# Garage Tidy Up



## TheRonin (Mar 12, 2006)

couple of pics of my garage tidy up project.

Floor tiles are from http://mototile.com/

Cabinets are newage bold series from costco.


----------



## MDC250 (Jan 4, 2014)

Very nice


----------



## Tsubodai (Oct 20, 2012)

Looks great. Wish I had a useable garage space.


----------



## Gary Wilson (Jan 30, 2015)

Looking good
I like those units from Costco and have ordered a small combination that they have on offer, together with some racking.
Cheers


----------



## GRC (Feb 4, 2013)

Very neat :thumb:


----------



## TheRonin (Mar 12, 2006)

Gary Wilson said:


> Looking good
> I like those units from Costco and have ordered a small combination that they have on offer, together with some racking.
> Cheers


I got my set while the current offer was on in Costco. The delivery service is appalling I had quite a bit of trouble, you won't get any tracking info or any contact to arrange delivery, they will just turn up.
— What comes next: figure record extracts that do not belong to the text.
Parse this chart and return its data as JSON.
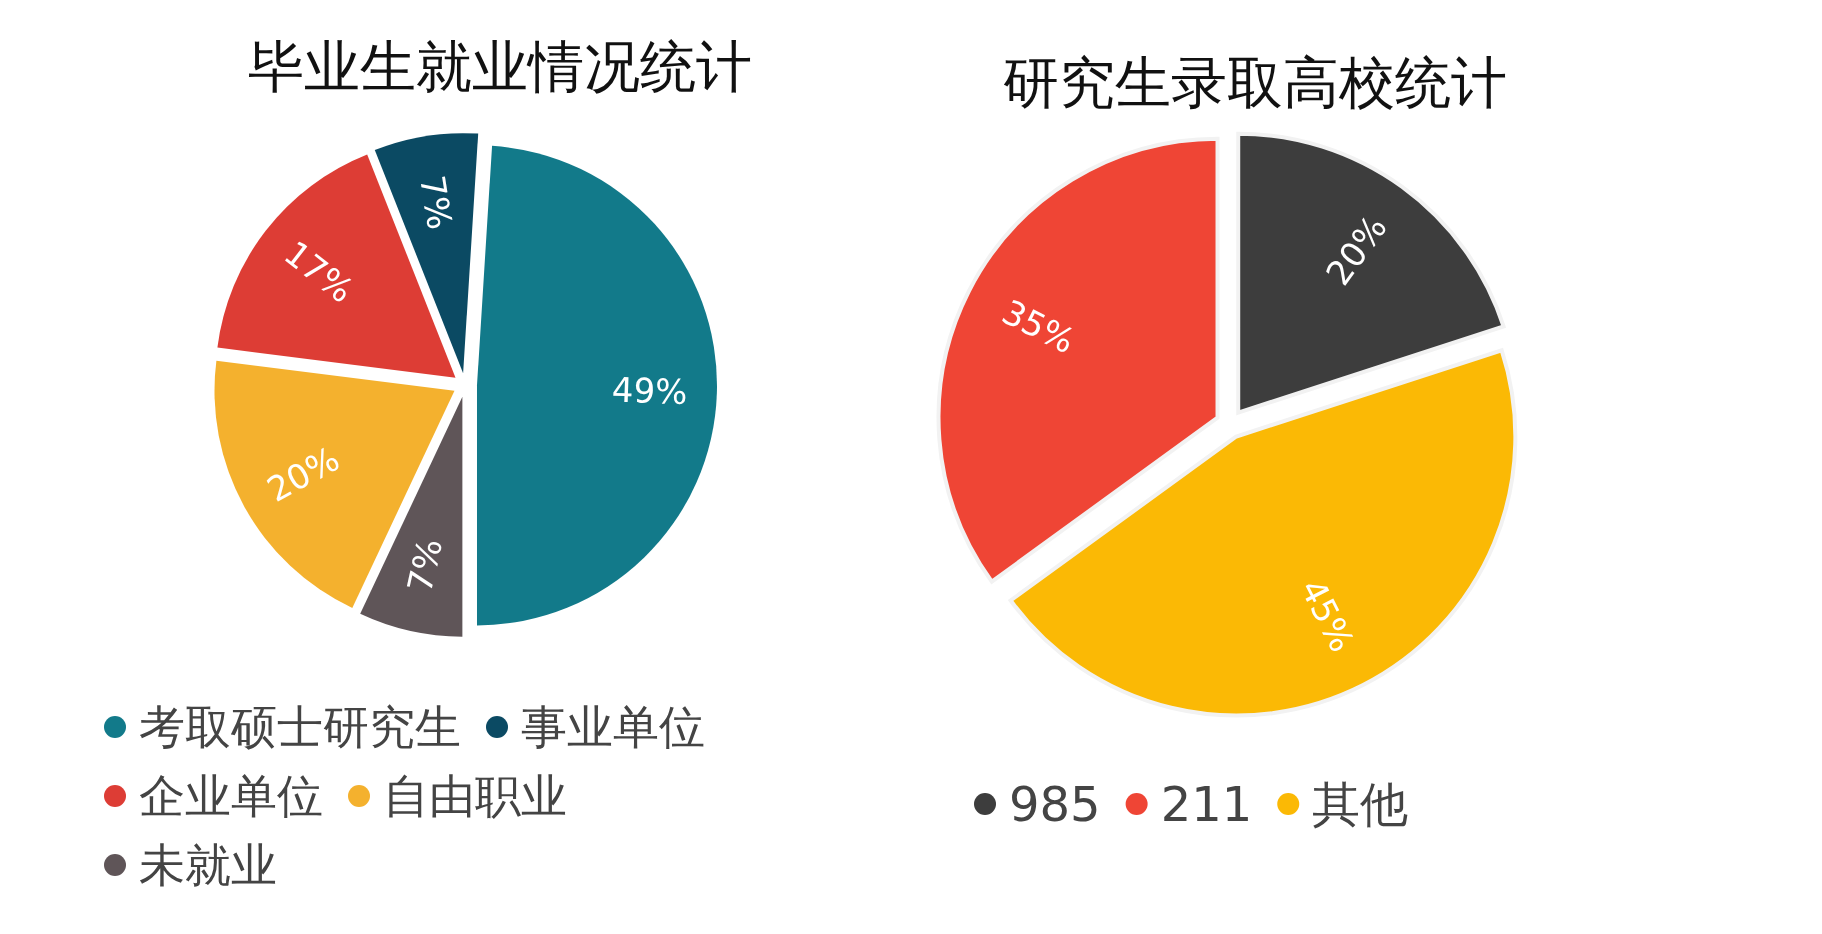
{
  "chart_data": [
    {
      "type": "pie",
      "title": "毕业生就业情况统计",
      "categories": [
        "考取硕士研究生",
        "事业单位",
        "企业单位",
        "自由职业",
        "未就业"
      ],
      "values": [
        49,
        7,
        17,
        20,
        7
      ],
      "value_labels": [
        "49%",
        "7%",
        "17%",
        "20%",
        "7%"
      ],
      "colors": [
        "#127a8a",
        "#0b4a63",
        "#dd3d35",
        "#f4b12e",
        "#5f5558"
      ],
      "legend": "bottom"
    },
    {
      "type": "pie",
      "title": "研究生录取高校统计",
      "categories": [
        "985",
        "211",
        "其他"
      ],
      "values": [
        20,
        35,
        45
      ],
      "value_labels": [
        "20%",
        "35%",
        "45%"
      ],
      "colors": [
        "#3d3d3d",
        "#ef4535",
        "#fbb905"
      ],
      "legend": "bottom"
    }
  ]
}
The cabinets aren't to bad but they do lack a certain quality.


----------



## jspeed2 (May 1, 2010)

Can I ask where did you get the red trolley from, the one under the window next to pressure washer? 
Cheers


----------



## TheRonin (Mar 12, 2006)

jspeed2 said:


> Can I ask where did you get the red trolley from, the one under the window next to pressure washer?
> Cheers


It's a beta tools trolley purchased from motorsporttools.com


----------



## Big Stu (Dec 29, 2013)

Man cave, magic - just need a fridge cracked it


----------



## richelli (Nov 18, 2007)

I've got the same cabinet set up. The cabinets are really good but I echo your comment on the delivery. I complained as I left my 65 year old dad at my house for delivery into the garage. One lad turned up instead of two, and my dad had to help him carry them, and as you know the little cupboards come inside the larger ones which makes it unbelievably heavy. IT was a shame because it let the whole thing down. 

Your Garage looks great though. Plenty of room for messing about on the car!


----------



## pajd (Sep 17, 2014)

Looks great mate. Even George looks happy its now tidied up


----------



## 20vKarlos (Aug 8, 2009)

Great storage space! 
looks great


----------



## Megs Lad (Nov 27, 2012)

Great stuff that's a nice jack too


----------



## TheRonin (Mar 12, 2006)

Megs Lad said:


> Great stuff that's a nice jack too


its a beta tools jack must of had it nearly 10 years now.


----------